VoxCeleb Dataset for Speaker Recognition

Updated 26 September 2025

VoxCeleb is a large-scale audio-visual dataset designed for robust speaker recognition tasks in unconstrained, 'in the wild' scenarios.
It employs a fully automated curation pipeline leveraging computer vision and deep learning to extract diverse speaker utterances from YouTube videos.
The dataset underpins various applications, including speaker verification, diarisation, paralinguistics, and deepfake detection, with established benchmarks and evaluation protocols.

VoxCeleb is a large-scale, publicly available, audio-visual dataset for speaker identification, verification, and diarisation, curated to provide 'in the wild' scenarios that include natural variability in background noise, acoustic conditions, and diverse speaker demographics. It was developed through a fully automated pipeline relying on computer vision and deep learning, enabling collection of hundreds of thousands to millions of utterances from thousands of celebrities appearing in open-source YouTube videos. The later VoxCeleb2 dataset expanded both the number of speakers and the volume of real-world audio data, supporting a wide range of research in robust speaker recognition under unconstrained conditions.

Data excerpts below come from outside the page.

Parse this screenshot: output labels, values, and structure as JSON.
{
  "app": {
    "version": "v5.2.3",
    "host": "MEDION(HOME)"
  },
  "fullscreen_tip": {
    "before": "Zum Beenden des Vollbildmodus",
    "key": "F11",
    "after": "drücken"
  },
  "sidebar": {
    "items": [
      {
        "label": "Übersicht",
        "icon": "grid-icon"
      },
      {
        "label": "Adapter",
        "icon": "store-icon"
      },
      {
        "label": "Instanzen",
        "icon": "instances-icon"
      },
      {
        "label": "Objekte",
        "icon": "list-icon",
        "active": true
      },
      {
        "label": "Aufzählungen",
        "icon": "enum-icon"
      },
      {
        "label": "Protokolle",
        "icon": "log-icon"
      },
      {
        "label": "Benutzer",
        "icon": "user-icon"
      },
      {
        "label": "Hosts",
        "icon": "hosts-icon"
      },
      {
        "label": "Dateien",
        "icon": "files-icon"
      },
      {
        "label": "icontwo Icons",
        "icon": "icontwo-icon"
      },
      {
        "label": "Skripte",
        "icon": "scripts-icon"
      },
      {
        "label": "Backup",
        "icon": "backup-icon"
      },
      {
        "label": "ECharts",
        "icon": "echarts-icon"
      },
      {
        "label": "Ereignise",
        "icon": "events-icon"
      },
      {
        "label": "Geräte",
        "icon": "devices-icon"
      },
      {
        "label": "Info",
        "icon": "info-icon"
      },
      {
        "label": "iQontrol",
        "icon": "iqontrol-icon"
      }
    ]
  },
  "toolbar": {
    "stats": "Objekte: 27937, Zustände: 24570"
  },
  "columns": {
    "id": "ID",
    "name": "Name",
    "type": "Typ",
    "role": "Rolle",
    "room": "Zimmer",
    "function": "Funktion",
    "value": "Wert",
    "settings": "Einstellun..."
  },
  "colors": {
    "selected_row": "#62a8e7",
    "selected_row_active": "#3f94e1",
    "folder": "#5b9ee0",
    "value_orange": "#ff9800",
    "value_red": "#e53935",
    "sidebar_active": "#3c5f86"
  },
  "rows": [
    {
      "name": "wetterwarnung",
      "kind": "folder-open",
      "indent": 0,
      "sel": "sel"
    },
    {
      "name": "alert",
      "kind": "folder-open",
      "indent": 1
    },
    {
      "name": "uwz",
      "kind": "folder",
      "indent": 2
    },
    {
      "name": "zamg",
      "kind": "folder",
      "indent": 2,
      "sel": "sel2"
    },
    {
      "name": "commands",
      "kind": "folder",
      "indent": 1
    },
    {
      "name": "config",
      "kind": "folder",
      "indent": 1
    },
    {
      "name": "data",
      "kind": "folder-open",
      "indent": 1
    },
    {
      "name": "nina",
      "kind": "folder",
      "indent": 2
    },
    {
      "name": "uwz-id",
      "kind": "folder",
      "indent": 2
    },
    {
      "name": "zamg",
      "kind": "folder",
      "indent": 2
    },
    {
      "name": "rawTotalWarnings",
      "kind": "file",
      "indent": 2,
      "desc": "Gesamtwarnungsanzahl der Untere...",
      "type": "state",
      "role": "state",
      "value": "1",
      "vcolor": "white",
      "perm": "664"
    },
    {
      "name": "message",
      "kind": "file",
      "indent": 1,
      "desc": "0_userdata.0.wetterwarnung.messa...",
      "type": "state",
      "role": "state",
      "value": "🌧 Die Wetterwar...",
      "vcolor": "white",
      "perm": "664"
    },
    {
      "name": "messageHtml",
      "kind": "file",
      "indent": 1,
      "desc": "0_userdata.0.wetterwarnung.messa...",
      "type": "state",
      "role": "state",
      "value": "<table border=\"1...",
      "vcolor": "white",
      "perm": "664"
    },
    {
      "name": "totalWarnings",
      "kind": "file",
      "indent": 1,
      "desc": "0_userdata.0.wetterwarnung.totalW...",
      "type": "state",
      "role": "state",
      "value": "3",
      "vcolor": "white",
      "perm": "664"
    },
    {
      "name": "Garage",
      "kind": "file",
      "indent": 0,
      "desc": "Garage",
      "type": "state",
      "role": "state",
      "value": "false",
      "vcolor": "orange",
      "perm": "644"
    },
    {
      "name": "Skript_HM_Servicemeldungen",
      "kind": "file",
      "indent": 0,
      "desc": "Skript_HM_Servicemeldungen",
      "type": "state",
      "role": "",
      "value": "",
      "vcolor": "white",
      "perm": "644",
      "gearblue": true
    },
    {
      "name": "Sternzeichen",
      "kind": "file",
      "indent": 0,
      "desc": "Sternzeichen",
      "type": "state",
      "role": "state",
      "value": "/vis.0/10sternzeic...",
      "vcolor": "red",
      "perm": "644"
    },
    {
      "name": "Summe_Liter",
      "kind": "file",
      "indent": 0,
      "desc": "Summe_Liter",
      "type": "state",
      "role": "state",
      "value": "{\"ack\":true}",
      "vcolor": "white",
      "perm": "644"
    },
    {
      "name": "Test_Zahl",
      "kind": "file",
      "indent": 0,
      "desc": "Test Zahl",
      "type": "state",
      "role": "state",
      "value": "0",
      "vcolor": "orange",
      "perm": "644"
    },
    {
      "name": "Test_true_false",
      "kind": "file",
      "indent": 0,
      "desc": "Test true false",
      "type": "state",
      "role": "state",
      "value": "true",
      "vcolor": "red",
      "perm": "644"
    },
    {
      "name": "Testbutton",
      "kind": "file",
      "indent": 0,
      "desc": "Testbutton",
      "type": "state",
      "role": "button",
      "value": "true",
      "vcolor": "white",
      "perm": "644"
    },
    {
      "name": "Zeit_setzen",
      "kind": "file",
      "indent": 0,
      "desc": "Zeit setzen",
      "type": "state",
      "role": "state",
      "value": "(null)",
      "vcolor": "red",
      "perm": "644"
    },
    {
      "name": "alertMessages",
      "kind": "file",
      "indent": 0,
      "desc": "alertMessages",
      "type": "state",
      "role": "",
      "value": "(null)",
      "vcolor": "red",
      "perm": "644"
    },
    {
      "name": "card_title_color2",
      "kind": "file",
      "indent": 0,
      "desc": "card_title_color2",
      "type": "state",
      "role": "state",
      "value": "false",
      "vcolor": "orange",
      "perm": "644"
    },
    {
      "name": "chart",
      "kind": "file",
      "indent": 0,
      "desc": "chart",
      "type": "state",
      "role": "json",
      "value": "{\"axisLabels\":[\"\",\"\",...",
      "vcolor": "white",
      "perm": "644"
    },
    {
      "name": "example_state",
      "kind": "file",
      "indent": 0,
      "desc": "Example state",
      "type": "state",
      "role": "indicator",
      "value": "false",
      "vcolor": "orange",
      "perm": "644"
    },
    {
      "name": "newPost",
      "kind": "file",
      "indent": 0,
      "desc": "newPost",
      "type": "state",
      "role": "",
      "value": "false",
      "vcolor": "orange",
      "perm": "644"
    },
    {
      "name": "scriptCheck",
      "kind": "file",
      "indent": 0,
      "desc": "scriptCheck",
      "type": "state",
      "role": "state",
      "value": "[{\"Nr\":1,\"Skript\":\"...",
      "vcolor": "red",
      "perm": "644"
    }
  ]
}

1. Data Acquisition and Automated Curation Pipeline

The VoxCeleb data collection pipeline is fully automated and leverages both audio and visual modalities to ensure that only segments featuring the target speaker speaking are retained. The workflow can be abstracted as follows:

Person of Interest (POI) Selection: Candidate identities are extracted from established celebrity face datasets (e.g., VGG Face, VGGFace2). VoxCeleb1 targeted 2,622 initial POIs, while VoxCeleb2 expanded coverage to over 6,000.
Video Downloading: For each POI, the system automatically downloads up to 100 top-ranked YouTube videos using queries of the pattern “[POI name] interview”, maximizing instances where the subject speaks.
Face Tracking and Detection: Video frames are processed using HOG-based or SSD-based face detectors, with subsequent face tracking (position-based or region-of-interest overlap trackers) to link detections into tracks.
Shot Boundary Detection: Color histogram comparison is used to detect shot changes, aiding in segment organization.
Active Speaker Verification: SyncNet, a two-stream synchronization CNN, assesses audio-video correspondence by correlating lip movement with speech, filtering out dubbed or misaligned content.
Facial Verification: A deep CNN (VGG-16/ResNet-50 pretrained on face datasets) verifies that active speaker faces match the POI.
Duplicate Removal and Metadata Enrichment: Near-duplicate utterances are pruned with embedding similarity thresholds. Nationality, gender, and (for some enrichments) age and height metadata are scraped from knowledge bases, with additional demographic balancing applied.
Dataset Statistics: VoxCeleb1 contains over 100,000 utterances for 1,251 speakers. VoxCeleb2 scales to over 1 million utterances from 6,112 speakers, with 145+ nationalities, balanced gender, wide age ranges, and extensive acoustic/linguistic diversity.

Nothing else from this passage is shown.